The natural gas industry may, eventually, face an existential issue. As gas use declines from the highly profitable peaker plants and home heating, at some point the cost of maintaining the pipelines will create an unsustainable situation as the cost is spread across fewer and fewer people.
Transportation
The US EV industry hit 5% of sales in 2022 and is at 7% so far in 2023. The ‘tipping point’ of technologies when the move from early adopters to the mainstream occurs, tends to be at the 5-7% uptake rate, at which point it quickly increases to 80%. The global EV industry simply can not get to 80% as fast as this curve suggests it will want to. But every major automaker is turning their business models on their heads going all-in with EVs.
The reasons are simple. EVs are the better, more cost effective option based on full life costs. Government subsidies aimed at solving climate change is helping as well.
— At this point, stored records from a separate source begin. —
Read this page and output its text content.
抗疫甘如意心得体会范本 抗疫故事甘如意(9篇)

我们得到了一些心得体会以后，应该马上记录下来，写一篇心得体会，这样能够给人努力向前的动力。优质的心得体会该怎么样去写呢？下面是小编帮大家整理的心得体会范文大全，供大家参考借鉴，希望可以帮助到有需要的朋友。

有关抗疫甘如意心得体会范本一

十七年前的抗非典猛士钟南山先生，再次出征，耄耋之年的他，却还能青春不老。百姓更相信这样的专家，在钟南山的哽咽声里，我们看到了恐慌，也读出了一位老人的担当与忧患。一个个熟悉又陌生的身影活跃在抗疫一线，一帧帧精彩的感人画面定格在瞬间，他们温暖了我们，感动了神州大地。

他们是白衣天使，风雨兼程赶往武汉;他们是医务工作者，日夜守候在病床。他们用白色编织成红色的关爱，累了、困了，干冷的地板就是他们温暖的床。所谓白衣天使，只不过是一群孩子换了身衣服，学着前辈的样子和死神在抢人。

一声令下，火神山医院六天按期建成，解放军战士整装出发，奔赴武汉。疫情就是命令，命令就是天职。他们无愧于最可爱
Along with the major manufacturers adopting EV strategies, most types of vehicles are now offered in EV form, including sedans, crossovers, trucks, even utility vehicles like street sweepers.
Battery technology is coming down in price, enabling EVs to cross parity with their internal combustion counterparts, dropping over 90% since 2010, and continuing. Range is also increasing, with EVs regularly getting over 300 miles on a charge, and 500-750 mile range batteries are in coming or in the lab. Charging times may drop to just 5-10 minutes by 2030. Indeed, this massive build out of charging stations around the US, while fully necessary, may end up being overkill in time.
The solutions to climate change – the big ones – all exist today and are almost all cost effective today. Our policy and decision making needs to be about phase out and new deployment speed. The future is clean and green, and filled with clear air, good jobs, and national security, but we need to get going fast.